Once you have your SoundingTable, you will want to be sure that it is included in your RadarIndex. Then, in the command for w2dualpol, set the -S flag, and from there the algorithm will use the SoundingTable information to create a first guess at a melting layer. Additionally, the melting layer found from the SoundingTable will be used in instances when the data is not sufficient for the MLDA to run.

It should be noted that once the SoundingTable is greater than 1 day older than the radar data being processed, the SoundingTable will be aged off and the default melting layer will be used. On a related note, we have altered the algorithm such that if more than two hours pass after the MLDA has run, the algorithm will revert to using the melting layer found in the SoundingTable.

A few final notes; If a SoundingTable is present in the RadarIndex but you do not wish to use it, set -S junk and the default value will be used for the melting layer.
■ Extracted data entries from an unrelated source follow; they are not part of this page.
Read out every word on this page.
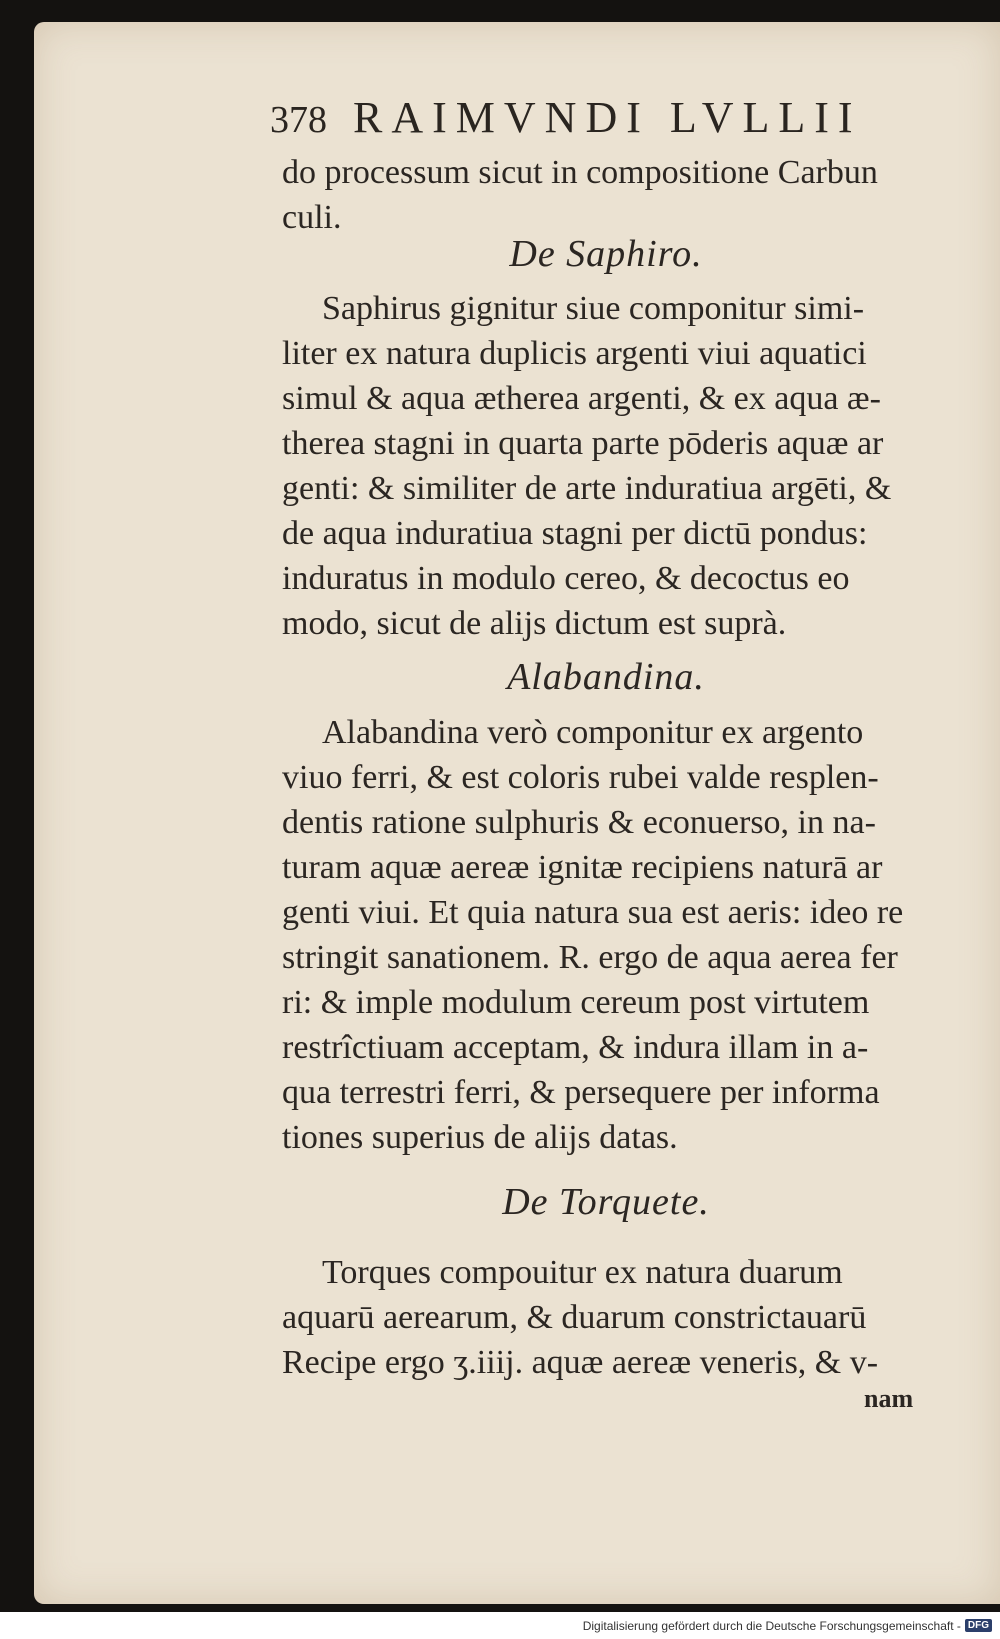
378 RAIMVNDI LVLLII
do processum sicut in compositione Carbun
culi.
De Saphiro.
Saphirus gignitur siue componitur simi-
liter ex natura duplicis argenti viui aquatici
simul & aqua ætherea argenti, & ex aqua æ-
therea stagni in quarta parte pōderis aquæ ar
genti: & similiter de arte induratiua argēti, &
de aqua induratiua stagni per dictū pondus:
induratus in modulo cereo, & decoctus eo
modo, sicut de alijs dictum est suprà.
Alabandina.
Alabandina verò componitur ex argento
viuo ferri, & est coloris rubei valde resplen-
dentis ratione sulphuris & econuerso, in na-
turam aquæ aereæ ignitæ recipiens naturā ar
genti viui. Et quia natura sua est aeris: ideo re
stringit sanationem. R. ergo de aqua aerea fer
ri: & imple modulum cereum post virtutem
restrîctiuam acceptam, & indura illam in a-
qua terrestri ferri, & persequere per informa
tiones superius de alijs datas.
De Torquete.
Torques compouitur ex natura duarum
aquarū aerearum, & duarum constrictauarū
Recipe ergo ʒ.iiij. aquæ aereæ veneris, & v-
nam
Digitalisierung gefördert durch die Deutsche Forschungsgemeinschaft - DFG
Additionally, if no SoundingTable is available, there is no need to set -S.

User defined resolution in w2birddensity

A secondary use of weather radars is to detect biological scatterers such as birds, bats, and insects. When birds are detected, the echoes returned to the radar can be used to estimate the density of birds on the ground. This information is valuable in a number of situations, such as when attempting to determine where birds stop while in their migratory journey.

The algorithm w2birddensity, which is based on an algorithm described in detail here, estimates the bird density from radar reflectivity data. This is done by computing a vertical profile of reflectivity (VPR) and making adjustments to the raw reflectivity field based off of the VPR.

Previously, w2birddensity was carried out at a fixed resolution, but we have now given users the option of defining the resolution of their radar data with the -R flag. As with many of our other algorithms, just specify the gate size in km, the radial size in degrees, and the range in km, as shown below. Additionally, we have given the user the option of specifying that they would like more then the default of 5 tilts processed. This is done by setting the -n flag to the number of tilts desired.

w2birddensity -i /localdata/birddensity/code_index.xml -o /tmp/birds -s KAKQ -E ~/WDSS2/gtopo30/radars -R 0.25x0.5x100 -n 5 --verbose
birdSR

Bird reflectivity from KIWA at super-resolution.

BirdLEG

Bird reflectivity from KIWA at legacy resolution.